Bir ülkenin yönetim ve demokrasi kalitesi, o ülkenin siyasi dengeleri, hukuk işleyişi, vatandaşına verdiği güven ve gösterdiği saygı, verilen sözlerin arkasında ki duruşlar ve de seçim süreçlerinde ki tavır ve söylemlerin düzeyiyle ölçülür.Kalite öyle ucuz bir şey olmasa gerek…
Toplumların sorunlarına çözüm bulmak yerine, vakitsizce gündeme getirerek,“başkanlık sistemi” derdine düşenlerin, süreci barış içinde yönetmek yerine, oluşacak kaos ortamını da göze alarak, kendinden olmayanı TERÖRİST ilan etmesi, SİYASİ KALİTESİZLİĞİN bir örneği olsa gerek. Hâlbuki demokrasi halkın sözü, halkın özgürlüğü demektir.
Mhp G.AntepVekili Ümit Özdağ’ın bu konuda ki TESPİTİ açık ve net, “Ben hükümetin ve Saray’ın şu anda ‘Türkiye’de bir Gezi olayı olsun’ diye dua ettiğini düşünüyorum. Kontrol edilebilir bir KAOS İSTİYORLAR. Ve bu kaosta “Hayırcı”ların şiddet yanlısı görünmelerini, ondan sonra da devletin elindeki bütün imkânlarla bu gösterileri ezmeyi ama bir panik de yaratmayı ve bu panikten istifade ederek ‘Evet’ oylarının artması düşünülüyor. Kontrol edilebilecek bir kaosla muhalefet üzerindeki baskıyı her geçen gün biraz daha arttırıp MUHALEFETİ SERT TEPKİ VERMEYE ZORLUYORLAR”
Yetkilileri uyarıyorum, referandum sürecini sağlıklı yönetmek istiyorsanız eğer, yalan yanlış çıkış yaparak, insanların sinir uçlarına daha fazla dokunmayınız… Onları “tek adamlığa” hapsedip, rotasız, idealsiz, iyiyle kötü arasında sıkıştırıp daha da fazla dengesizleştirmeyin.
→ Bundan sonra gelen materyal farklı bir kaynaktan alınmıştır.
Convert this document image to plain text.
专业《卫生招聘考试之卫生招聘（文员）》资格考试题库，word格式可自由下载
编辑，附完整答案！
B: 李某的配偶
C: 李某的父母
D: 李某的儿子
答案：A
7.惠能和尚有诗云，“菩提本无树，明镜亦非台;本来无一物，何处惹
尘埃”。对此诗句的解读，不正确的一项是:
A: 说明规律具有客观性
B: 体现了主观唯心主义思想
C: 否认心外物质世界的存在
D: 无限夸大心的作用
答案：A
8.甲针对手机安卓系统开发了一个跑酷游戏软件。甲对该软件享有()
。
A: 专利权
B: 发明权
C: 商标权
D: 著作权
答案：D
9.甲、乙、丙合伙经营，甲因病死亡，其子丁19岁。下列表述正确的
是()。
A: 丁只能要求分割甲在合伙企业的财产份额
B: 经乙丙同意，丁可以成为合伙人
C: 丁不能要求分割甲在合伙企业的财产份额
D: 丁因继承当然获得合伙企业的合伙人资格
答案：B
Unutmayın tıpkı evren gibi insan dengesi de çok önemlidir… Bir dengesizlik halinde duygu bozukluğu, akıldan uzaklaşma gibi durumlar ortaya çıkar ki, bu durumda insanların neler yapabileceği iyi hesaplanmalıdır…
Sayın Ümit Özdağ’ın “ Kaos ortamları halka korku verir. Korkan insanlar ise güçlünün yanında yer almaya dolaysıyla evet deme noktasına gelecektir… Burada iktidarın hesap edemediği, kaos ortamları kontrol altına alınamadığı zaman neler olacağı!” şeklinde ki açıklamaları bana 12 Eylül ortamını hatırlattı…
BELİRSİZLİĞİN hüküm sürdüğü ortamlarda, karmaşa ve anarşi çok çabuk büyür… Ortalıkta paylaşımdan ve barıştan eser kalmaz ki, insanlar bu kararsızlık ve yalnızlık sarmalında parçalanıp, bölünür… İstediğiniz bu bölünmeden faydalanıp, akılları teslim almaksa eğer, bu hiç de ADİL DEĞİL….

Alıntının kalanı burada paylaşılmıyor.